その上で吉野氏は「自分自身が何に動かされるか、どう動かされたいかについて考えたとき、たどり着く先にはいつも『畏怖』という感情があります」と説明した。
もっとも、前述したように人によって答えは異なる。そのため、実際の制作では様々な役職のメンバーが集まり、互いの長所を活かしつつグループを組んで、それぞれのエリアを担当していく。アーティストという立場でいえば、作りたい仮想世界のイメージをビジュアル面でどのように活かしていくのか。どのように仮想世界をエキサイティングにできるかを考えることも重要だ。「海の中の世界、重力法則が異なる世界、スケールがとても大きい、あるいは小さい世界。現実にあって当然のものがない世界。そうした世界を作る努力を弊社では行なっています」。
続いて説明は草原エリア・峡谷エリア・書庫エリアのデザインコンセプトに移った。草原エリアはチュートリアルを兼ねた「孤島」の後に登場し、多くの初心者が集まるエリアだ。そのため重要なことは、プレイヤーを混乱させずに次の目的やゴールまで自然に導いていくこと。そこで本エリアではシンプルで美しく、安らかな印象を与えるアートワークとしたうえで、目印となる地形やモニュメント、道路などが配置された。これらはゲームデザイナー(レベルデザイナー)との共同作業となる。必要な場所は目立たせつつ、それ以外の場所は必要以上に目立たせないことも、重要なテクニックのひとつだ。
これに対して峡谷は明るくハイペースで、ドキドキ感が最も高まるように配慮された。「『Sky』の世界で峡谷は古代文明が最も発達した時代を表していて、プレイヤーが受ける感情も、なるべくそのピークに合わせています」。このエリアまで来たプレイヤーたちであれば、迷子になったり混乱したりする心配はほとんどないため、もう少し自由にアートが作れるという。空に浮いた建物や天球儀、スケートリンク、レースコースなどだ。これらは精霊たちの贅沢な暮らしや古代のテクノロジーを示すとともに、プレイヤーにひと味ちがったゲーム体験を提供することにも貢献している。
最後に書庫エリアのデザインコンセプトも説明された。ここは古代文明の知識が眠る、図書館的な性格をもつエリアだ。神秘的な感じで、草原とは違う意味で安らかであり、峡谷とは違う意味で壮大なエリアでもある。そのため宇宙空間に浮かんでいるような、現実と夢の間にあるようなアートワークが目指された。このように『Sky』では複数のエリアが存在し、それぞれがプレイヤーに対して違った感情をもたらすようにデザインされている。アーティストだけでなく、ゲームデザイナーやエンジニアなど、チーム全体でアイデアを出し合いながら、開発が進められていくのだ。
期間限定イベント「想いを編む季節」のアート制作
続いて2019年11月18日(月)から2020年1月13日(月・祝)まで開催された期間限定イベント「想いを編む季節」について、具体的な制作事例が説明された。
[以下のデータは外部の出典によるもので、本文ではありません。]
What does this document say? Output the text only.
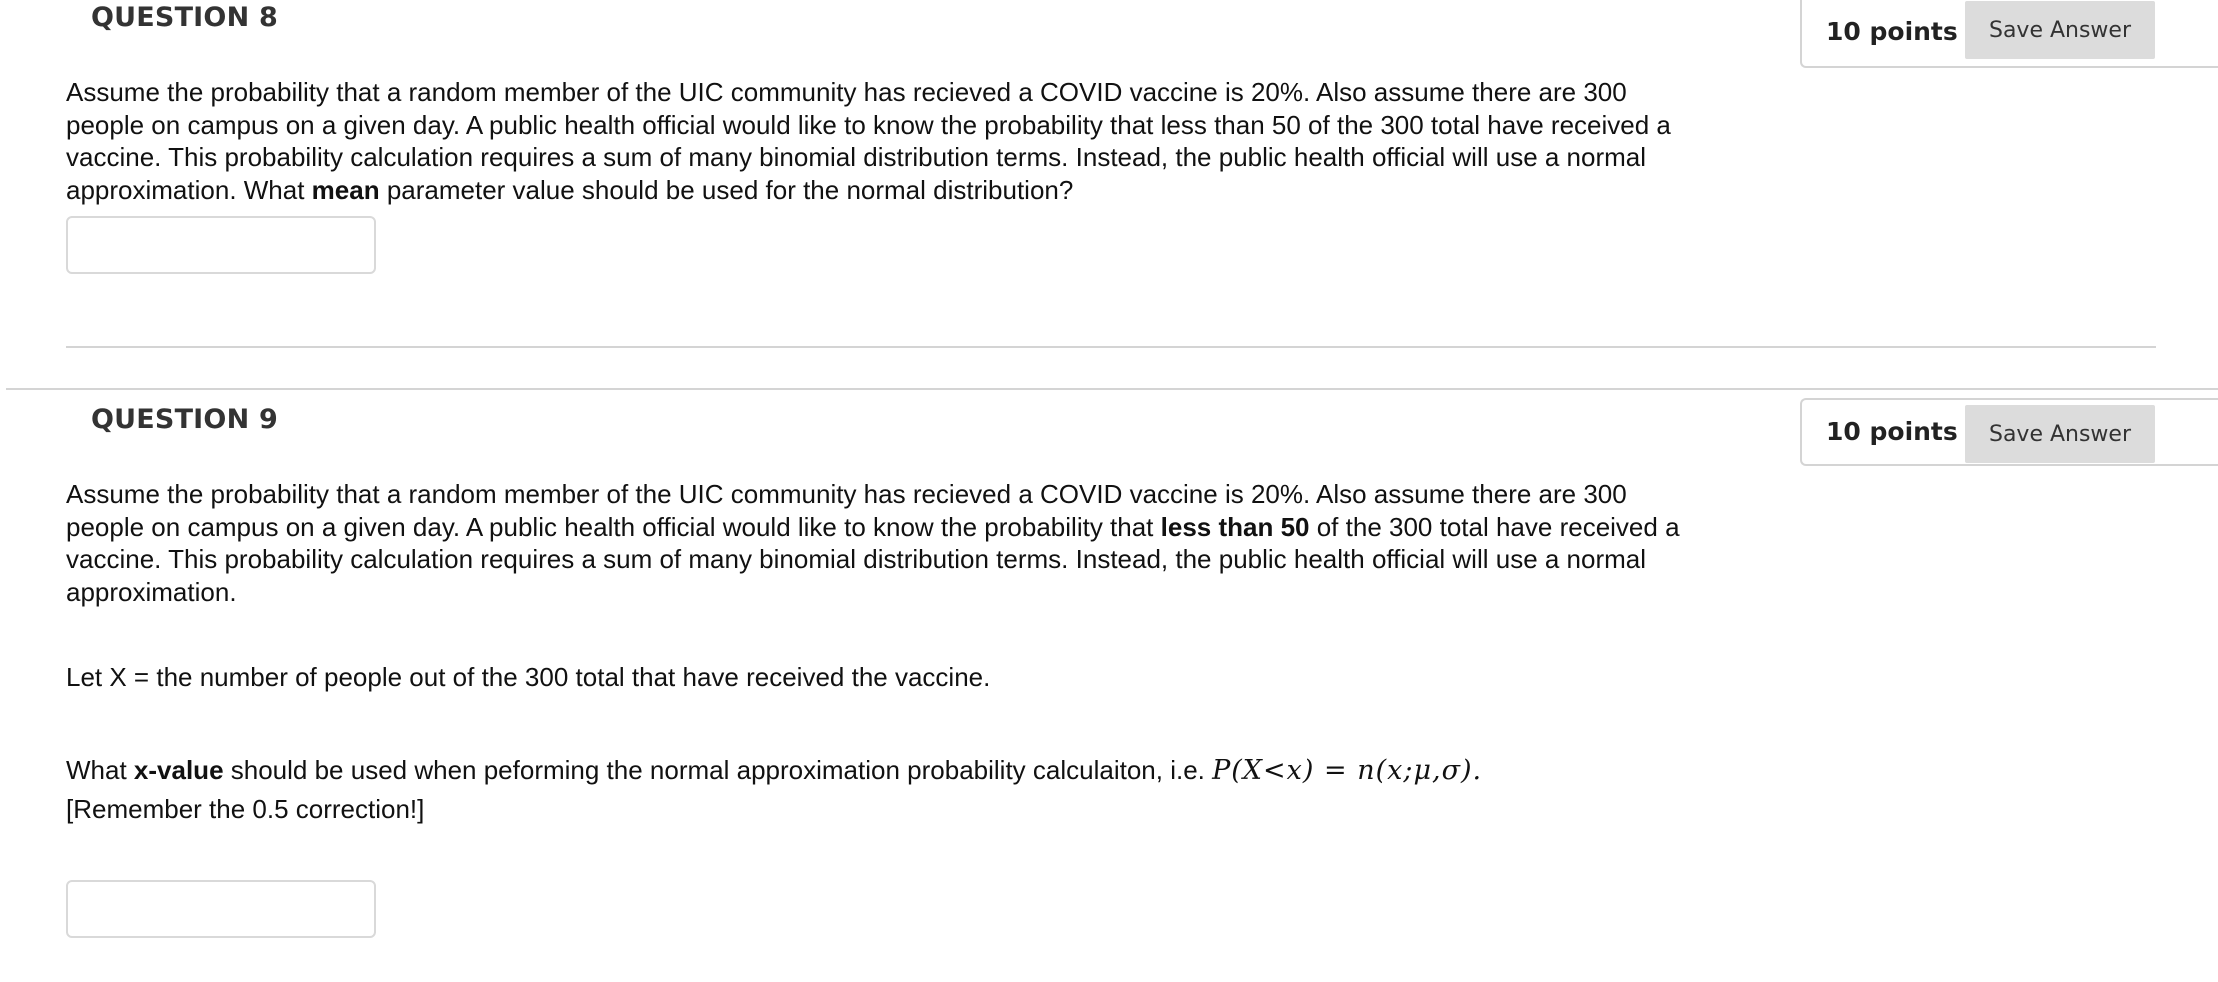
QUESTION 8	10 points	Save Answer

Assume the probability that a random member of the UIC community has recieved a COVID vaccine is 20%. Also assume there are 300 people on campus on a given day. A public health official would like to know the probability that less than 50 of the 300 total have received a vaccine. This probability calculation requires a sum of many binomial distribution terms. Instead, the public health official will use a normal approximation. What mean parameter value should be used for the normal distribution?

QUESTION 9	10 points	Save Answer

Assume the probability that a random member of the UIC community has recieved a COVID vaccine is 20%. Also assume there are 300 people on campus on a given day. A public health official would like to know the probability that less than 50 of the 300 total have received a vaccine. This probability calculation requires a sum of many binomial distribution terms. Instead, the public health official will use a normal approximation.

Let X = the number of people out of the 300 total that have received the vaccine.

What x-value should be used when peforming the normal approximation probability calculaiton, i.e. P(X<x) = n(x;μ,σ).

[Remember the 0.5 correction!]
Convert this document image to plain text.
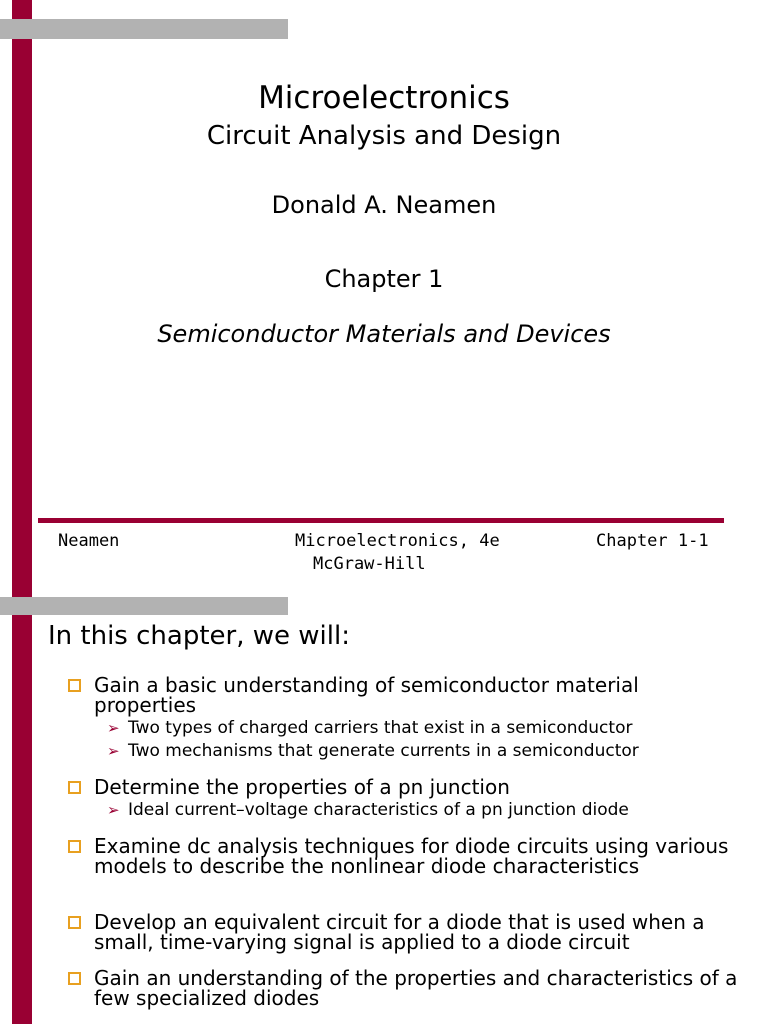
Microelectronics
Circuit Analysis and Design
Donald A. Neamen
Chapter 1
Semiconductor Materials and Devices
Neamen	Microelectronics, 4e
McGraw-Hill
Chapter 1-1
In this chapter, we will:
Gain a basic understanding of semiconductor material properties
➢ Two types of charged carriers that exist in a semiconductor
➢ Two mechanisms that generate currents in a semiconductor
Determine the properties of a pn junction
➢ Ideal current–voltage characteristics of a pn junction diode
Examine dc analysis techniques for diode circuits using various models to describe the nonlinear diode characteristics
Develop an equivalent circuit for a diode that is used when a small, time-varying signal is applied to a diode circuit
Gain an understanding of the properties and characteristics of a few specialized diodes
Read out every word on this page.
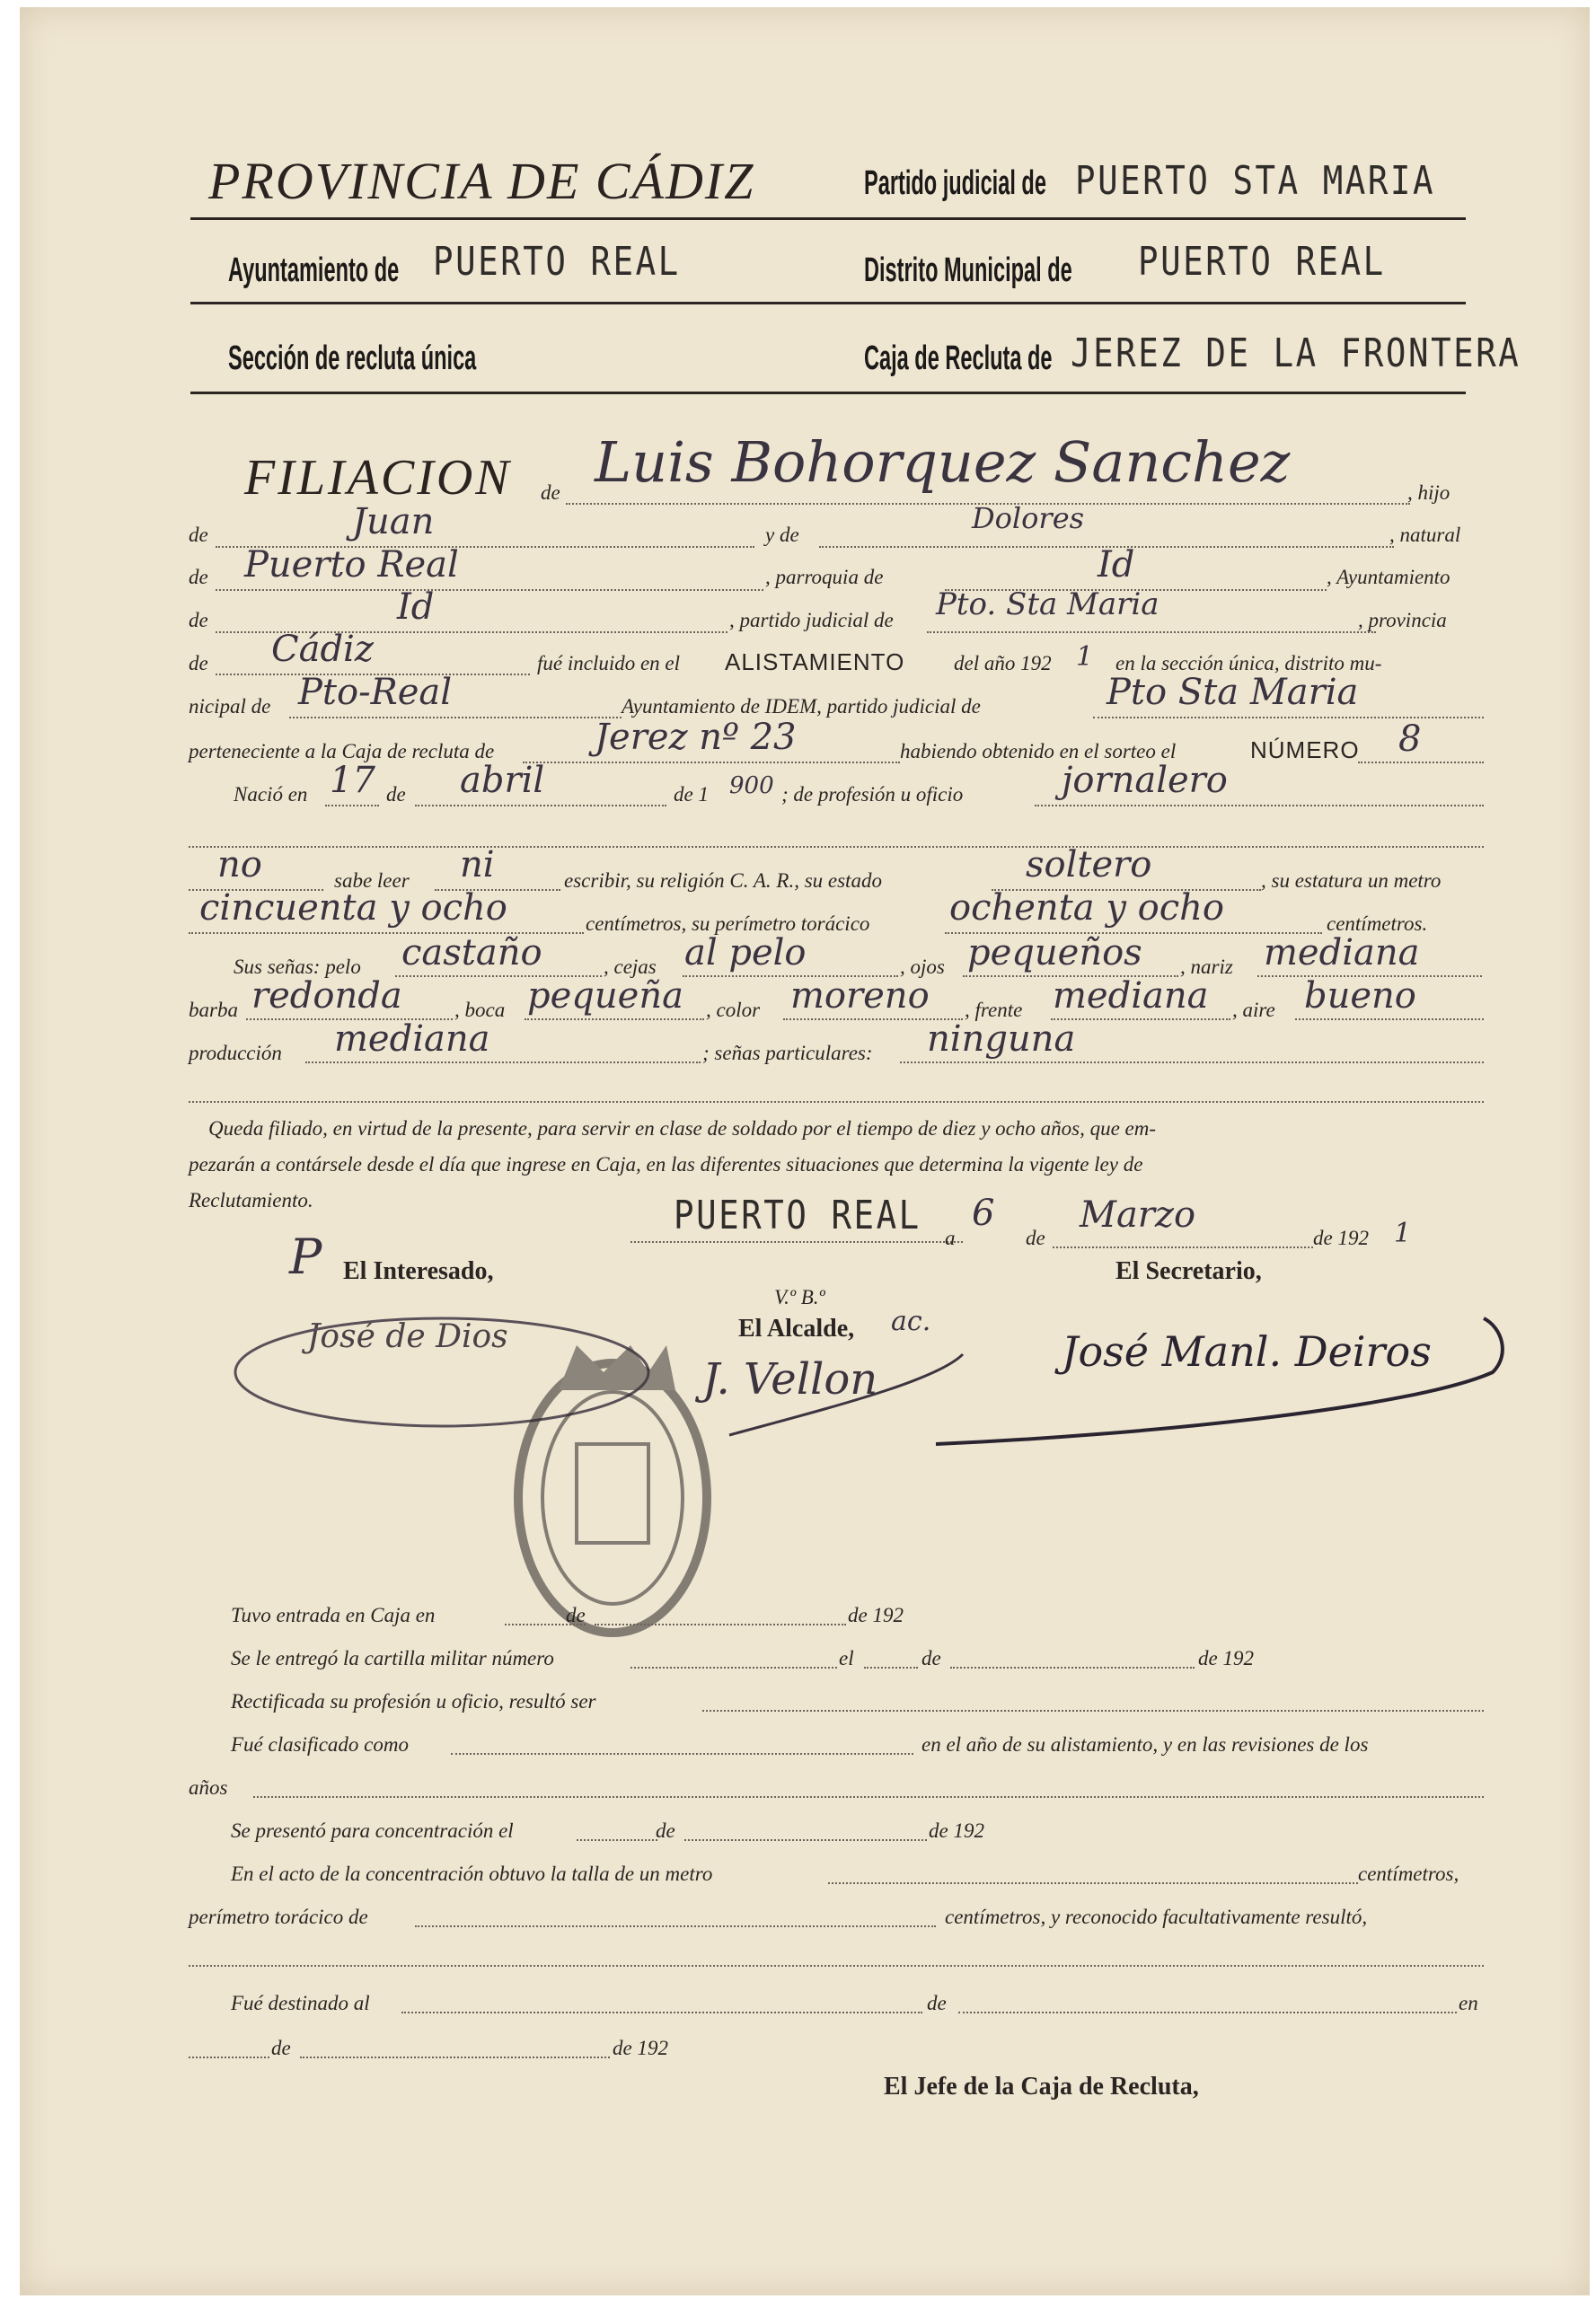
PROVINCIA DE CÁDIZ	Partido judicial de PUERTO STA MARIA
Ayuntamiento de PUERTO REAL	Distrito Municipal de PUERTO REAL
Sección de recluta única	Caja de Recluta de JEREZ DE LA FRONTERA
FILIACION de Luis Bohorquez Sanchez	, hijo
de	Juan	y de	Dolores	, natural
de Puerto Real	, parroquia de	Id	, Ayuntamiento
de	Id	, partido judicial de Pto. Sta Maria	, provincia
de Cádiz	fué incluido en el ALISTAMIENTO del año 192 1 en la sección única, distrito mu-
nicipal de Pto-Real	Ayuntamiento de IDEM, partido judicial de	Pto Sta Maria
perteneciente a la Caja de recluta de	Jerez nº 23	habiendo obtenido en el sorteo el	NÚMERO 8
Nació en 17 de abril	de 1 900 ; de profesión u oficio	jornalero
no	sabe leer ni	escribir, su religión C. A. R., su estado	soltero	, su estatura un metro
cincuenta y ocho	centímetros, su perímetro torácico ochenta y ocho	centímetros.
Sus señas: pelo castaño	, cejas al pelo	, ojos pequeños , nariz mediana
barba redonda	, boca pequeña , color moreno , frente mediana , aire bueno
producción mediana	; señas particulares: ninguna
Queda filiado, en virtud de la presente, para servir en clase de soldado por el tiempo de diez y ocho años, que em-
pezarán a contársele desde el día que ingrese en Caja, en las diferentes situaciones que determina la vigente ley de
Reclutamiento.	PUERTO REAL a
6
de
Marzo
de 192 1
P El Interesado,
José de Dios
V.º B.º
El Alcalde, ac.
J. Vellon
El Secretario,
José Manl. Deiros
Tuvo entrada en Caja en	de	de 192
Se le entregó la cartilla militar número	el	de	de 192
Rectificada su profesión u oficio, resultó ser
Fué clasificado como	en el año de su alistamiento, y en las revisiones de los
años
Se presentó para concentración el	de	de 192
En el acto de la concentración obtuvo la talla de un metro	centímetros,
perímetro torácico de	centímetros, y reconocido facultativamente resultó,
Fué destinado al	de	en
de	de 192
El Jefe de la Caja de Recluta,
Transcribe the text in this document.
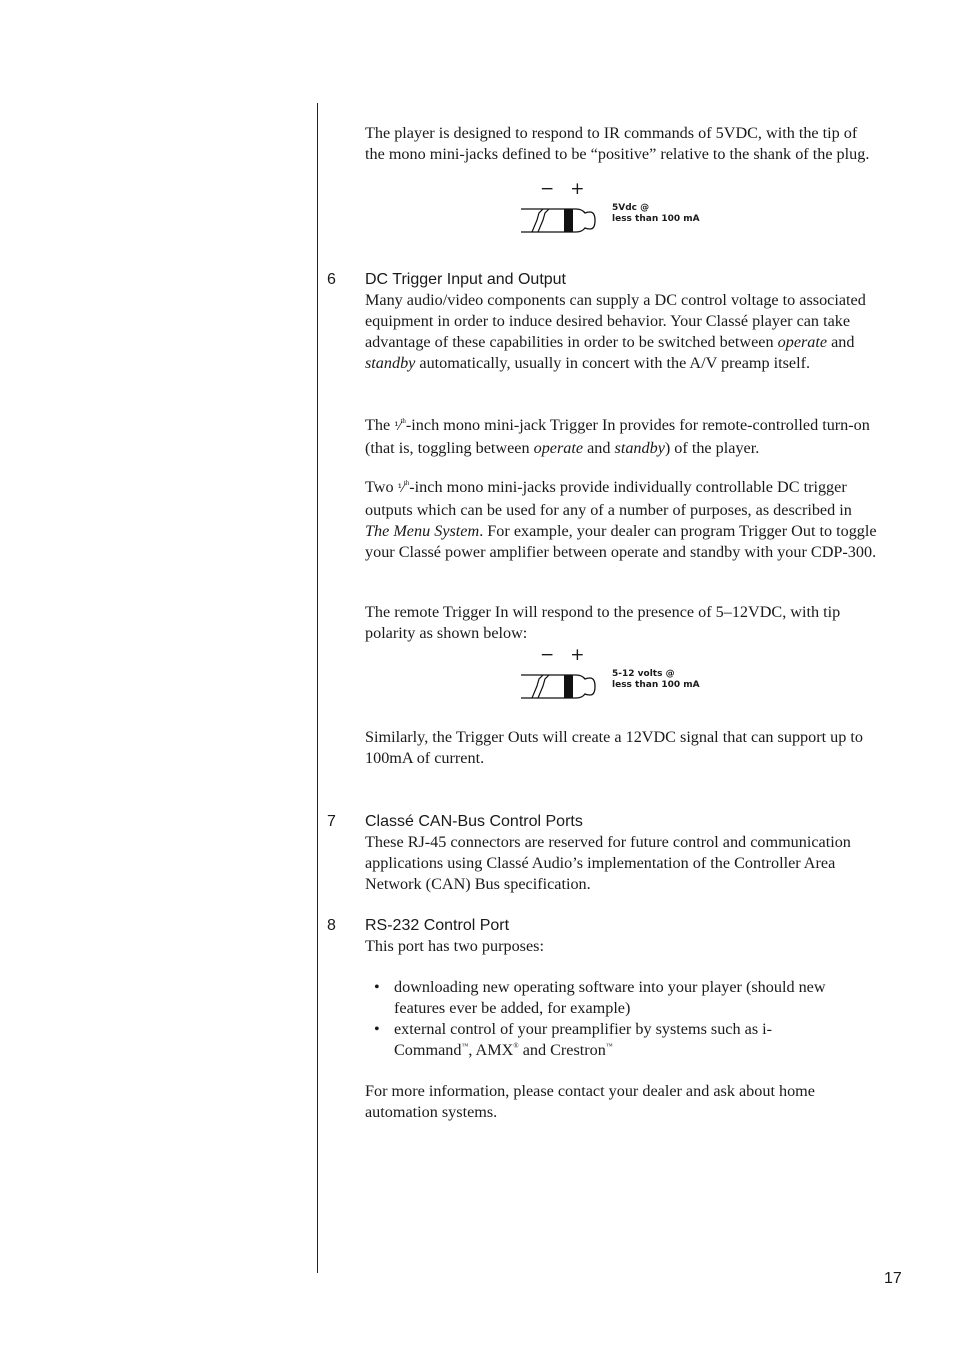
The player is designed to respond to IR commands of 5VDC, with the tip of the mono mini-jacks defined to be “positive” relative to the shank of the plug.

−+
5Vdc @
less than 100 mA
6 DC Trigger Input and Output

Many audio/video components can supply a DC control voltage to associated equipment in order to induce desired behavior. Your Classé player can take advantage of these capabilities in order to be switched between operate and standby automatically, usually in concert with the A/V preamp itself.

The ⅟$^{th}$-inch mono mini-jack Trigger In provides for remote-controlled turn-on (that is, toggling between operate and standby) of the player.

Two ⅟$^{th}$-inch mono mini-jacks provide individually controllable DC trigger outputs which can be used for any of a number of purposes, as described in The Menu System. For example, your dealer can program Trigger Out to toggle your Classé power amplifier between operate and standby with your CDP-300.

The remote Trigger In will respond to the presence of 5–12VDC, with tip polarity as shown below:

−+
5-12 volts @
less than 100 mA

Similarly, the Trigger Outs will create a 12VDC signal that can support up to 100mA of current.

7 Classé CAN-Bus Control Ports

These RJ-45 connectors are reserved for future control and communication applications using Classé Audio’s implementation of the Controller Area Network (CAN) Bus specification.

8 RS-232 Control Port

This port has two purposes:

• downloading new operating software into your player (should new features ever be added, for example)
• external control of your preamplifier by systems such as i-Command™, AMX® and Crestron™

For more information, please contact your dealer and ask about home automation systems.

17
本イベントは時期的にクリスマスなどと重なったが、吉野氏は「コンセプトは特定のイベントの再現ではなく、この季節ならではの感情を想起させることでした」と説明した。家族や親しい人、友人などが集まって食卓を囲むなど、ぬくもりを感じさせる本イベントのコンセプトは、『Sky』全体のコンセプトともつながる。そこで新しい衣装やアイテムなどをデザインする際にも「あたたかさ」というキーワードが意識され、精霊たちがセーターのような衣装を着るアートワークが生まれた。
セーターに身を包んだ精霊たち
アートワークのデザインと並行して、イベント全体のストーリーやアイテムの方向性が決定される。これが固まると、エリアごとに提供される精霊クエストなどの、より細かいストーリーが設定される。各々のストーリーはプレイヤーが精霊からもらえるエモート(=プレイヤーの感情を表すモーション)に関連付ける必要もある。
また、個々のエリアは人生の様々なステージを反映しており、この季節に出てくる精霊たちの年齢とも関係がある。孤島は一番下の弟で、草原エリアは妹、雨林エリアは年頃の兄、峡谷エリアは母親、捨てられた地エリアは父親、書庫エリアは祖父といった具合だ。前述の通り、精霊から与えられるエモートも、エリアに合わせて割り当てられる。捨てられた地エリアでは困難や不安、寂しさなどが体感できるように、「行かないで!」といった、少しがっかりした感情が伝わるエモートが選択された。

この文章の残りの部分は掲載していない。